Open nooit de behuizing van het klemmenbord van de compressoren wanneer de stroomonderbreker van de unit nog
gesloten is.
Na het uitschakelen van de unit bevatten de condensatoren van het middencircuit van de inverter nog korte tijd een
lading met hoogspanning. Het duurt ongeveer 5 minuten alvorens de condensatoren volledig ontladen zijn. Wacht tot de
led's op de inverter uit zijn alvorens te werken aan onderdelen die mogelijk nog onder stroom staan. Zie de handleiding
van de inverter voor meer informatie.
Inspecteer alle elektrische aansluitingen op de voedingscircuits en de compressoren inclusief de contactgevers,
zekeringhouders en elektrische klemmen en controleer of ze schoon en goed vastgemaakt zijn.

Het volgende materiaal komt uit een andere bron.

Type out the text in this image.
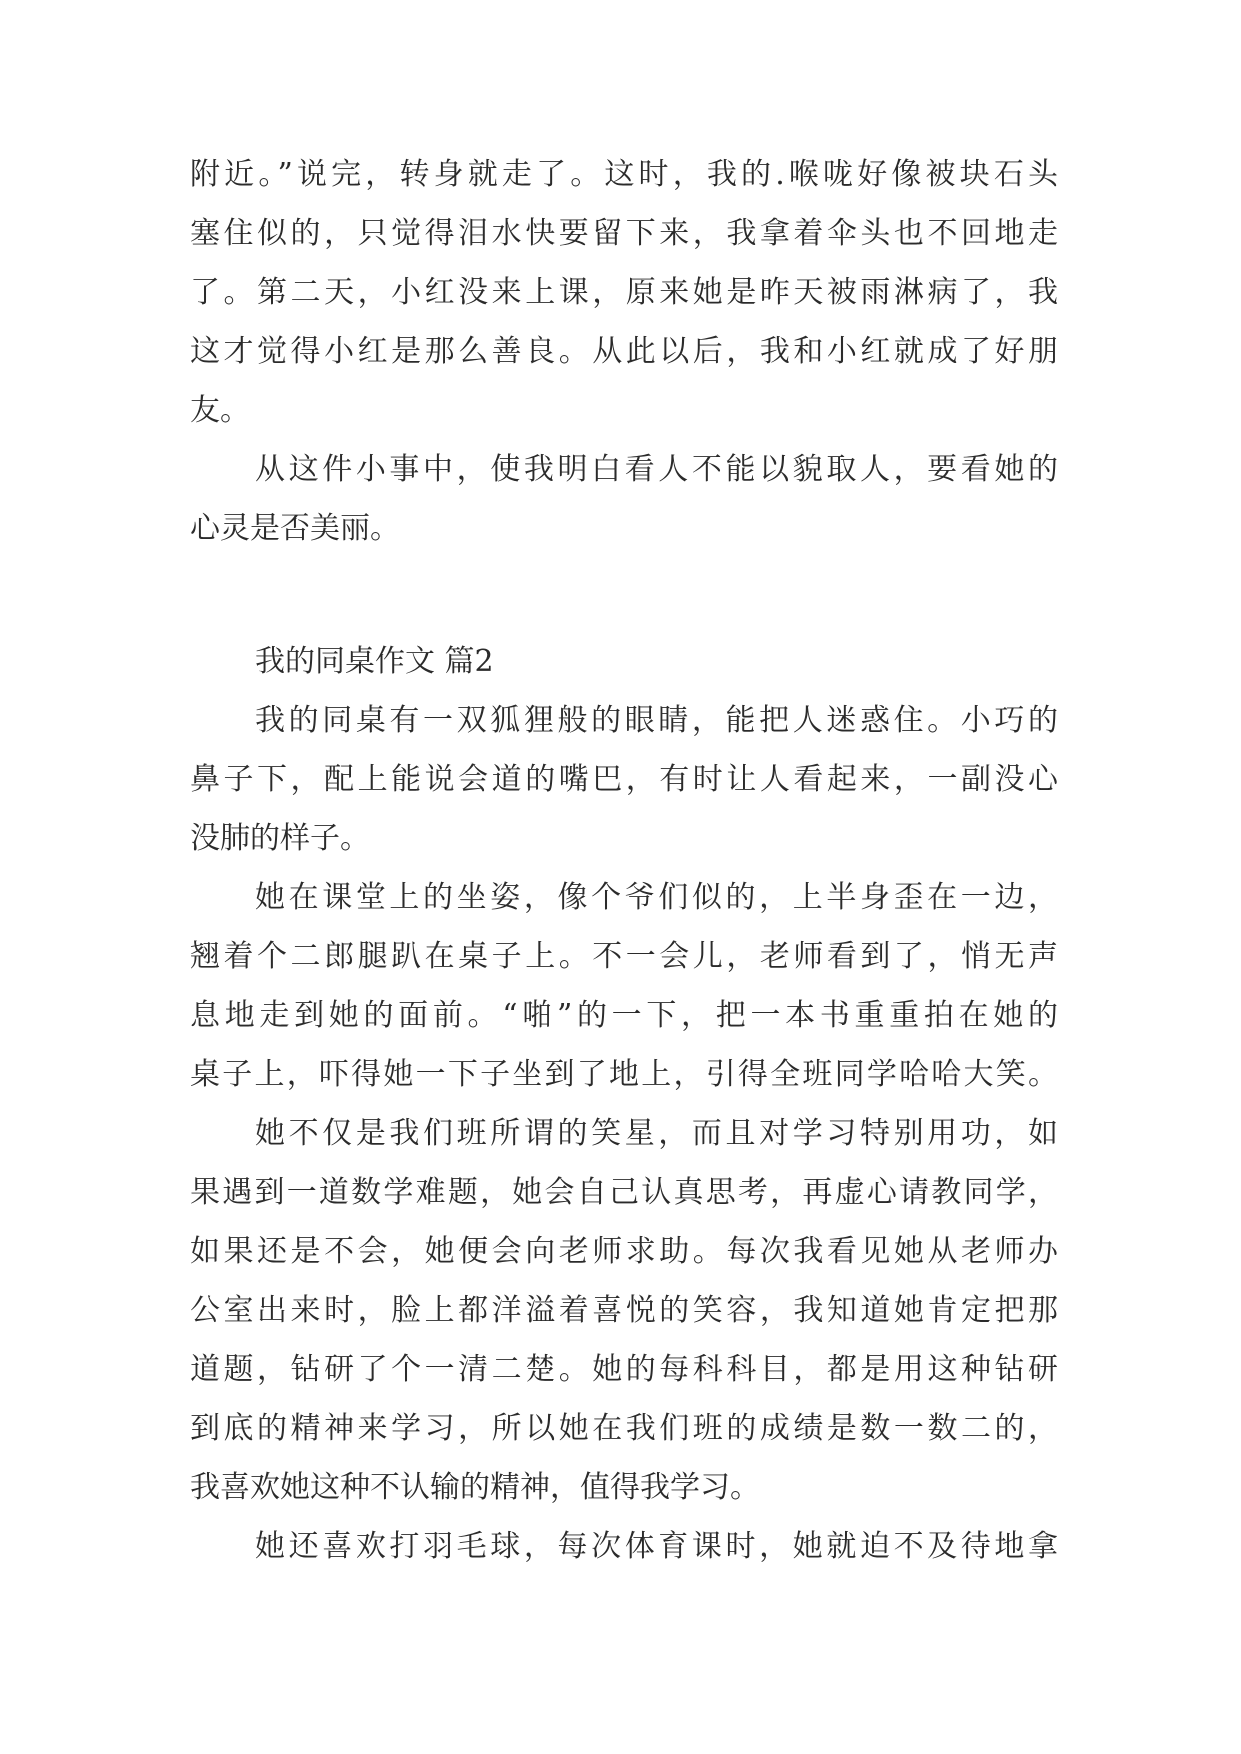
附近。”说完，转身就走了。这时，我的.喉咙好像被块石头
塞住似的，只觉得泪水快要留下来，我拿着伞头也不回地走
了。第二天，小红没来上课，原来她是昨天被雨淋病了，我
这才觉得小红是那么善良。从此以后，我和小红就成了好朋
友。
从这件小事中，使我明白看人不能以貌取人，要看她的
心灵是否美丽。
我的同桌作文 篇2
我的同桌有一双狐狸般的眼睛，能把人迷惑住。小巧的
鼻子下，配上能说会道的嘴巴，有时让人看起来，一副没心
没肺的样子。
她在课堂上的坐姿，像个爷们似的，上半身歪在一边，
翘着个二郎腿趴在桌子上。不一会儿，老师看到了，悄无声
息地走到她的面前。“啪”的一下，把一本书重重拍在她的
桌子上，吓得她一下子坐到了地上，引得全班同学哈哈大笑。
她不仅是我们班所谓的笑星，而且对学习特别用功，如
果遇到一道数学难题，她会自己认真思考，再虚心请教同学，
如果还是不会，她便会向老师求助。每次我看见她从老师办
公室出来时，脸上都洋溢着喜悦的笑容，我知道她肯定把那
道题，钻研了个一清二楚。她的每科科目，都是用这种钻研
到底的精神来学习，所以她在我们班的成绩是数一数二的，
我喜欢她这种不认输的精神，值得我学习。
她还喜欢打羽毛球，每次体育课时，她就迫不及待地拿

Deze controles worden
al uitgevoerd in de fabriek op elke machine die wordt verzonden, maar sommige elektrische aansluitingen kunnen
loskomen door trillingen tijdens het transport.
Controleer of de elektrische klemmen van de kabels goed vastgemaakt zijn. Een losse kabel kan oververhitten en voor
problemen met de compressoren zorgen.
Open de pers-, vloeistof-, vloeistofinspuit- en aanzuigkleppen (indien geïnstalleerd).
Start de compressoren niet op als de pers-, vloeistof-, vloeistofinspuit- of aanzuigkleppen dicht zijn. Als deze kleppen niet
open zijn, kunt u de compressor zwaar beschadigen.
Zet alle ventilatoronderbrekers (van F16 t/m F20 en van F26 t/m F30) op On.
Als de ventilatoronderbrekers nog open staan, zullen beide compressoren uitgeschakeld worden wegens hoge druk
(koelerstand) of lage druk (warmtepompstand) wanneer de machine de eerste keer wordt opgestart. Om het
hogedrukalarm te resetten, moet u de compressorruimte openen en de mechanische hogedrukschakelaar resetten.
Controleer de voedingsspanning aan de aansluitpunten van de deurschakelaar. De voedingsspanning moet identiek zijn
aan de waarde op het typeplaatje. Maximum toegestane afwijking 10%.
De spanningsonbalans tussen de drie fasen mag niet groter zijn dan 3%.
De unit is standaard uitgerust met een fasebewaking die voorkomt dat de compressoren en ventilatoren opstarten
ingeval van verkeerde fasevolgorde. Sluit de elektrische klemmen juist aan op de stroomonderbreker om voor een
alarmvrije werking te zorgen. Als de fasebewaking een alarm activeert wanneer de machine is opgestart, volstaat het om
twee fasen om te wisselen aan de hoofdschakelaar (voeding unit). Draai de bedrading aan de motor nooit om.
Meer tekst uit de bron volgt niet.